Гришка недоверчиво сморщил нос:
— Рыба со сладкой ягодой и салом? Мить, ты нас отравить на светлый праздник решил? Англичане не добили, так повар добьёт?
— Дурак ты таёжный. Это «толкуша» по-корякски, только облагороженная мной. Исконный северный гостинец, — я вывалил густую, горячую массу на доску и начал быстро, пока не застыло, лепить из неё небольшие шарики.

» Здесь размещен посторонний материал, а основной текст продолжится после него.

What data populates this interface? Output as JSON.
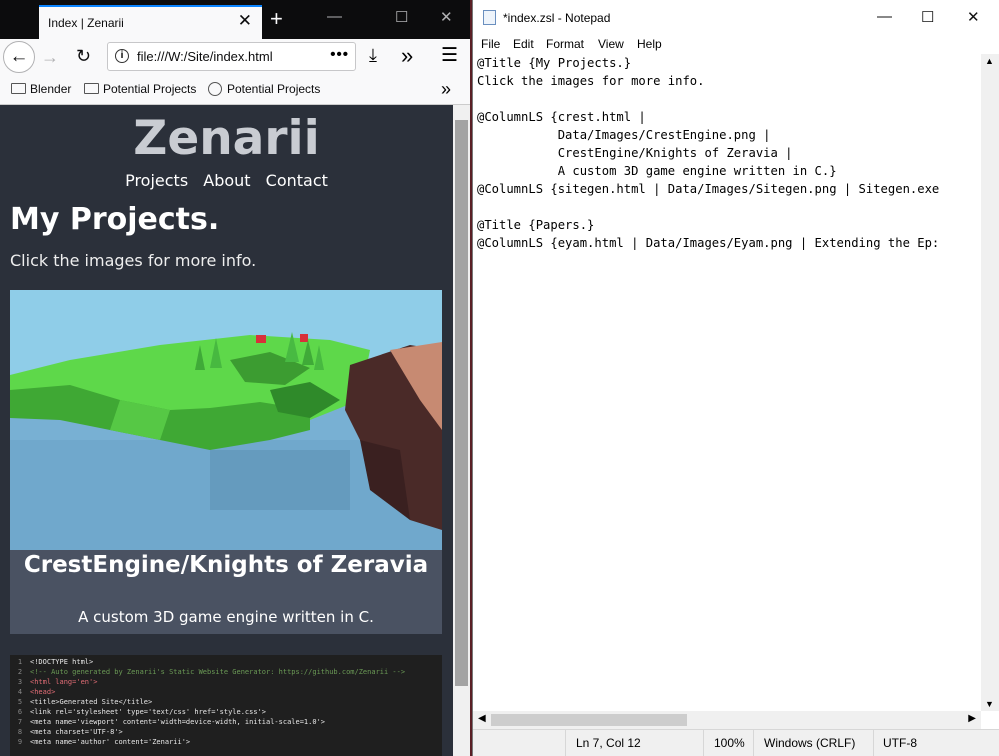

Затем вынес их в сени, на мороз. Завтра, когда они задубеют, это будут такие леденцы, что ни один петропавловский генерал не откажется. Конечно, настоящая корякская толкуша, или кылыкил, готовилась безо всякой сковороды. Ели прямо сырой, иногда варили. Но я решил себе позволить этот кулинарный эксперимент.
На рассвете седьмого января пурга, словно по команде свыше, резко оборвалась. Выглянуло ослепительно яркое, холодное солнце. Воздух звенел от мороза, дым из сотен печных труб поднимался строго вертикально, будто белые мраморные колонны. Авачинская губа была скована торосистым, битым льдом.
Город ожил. Петропавловск высыпал в траншеи и на расчищенные пятачки перед избами.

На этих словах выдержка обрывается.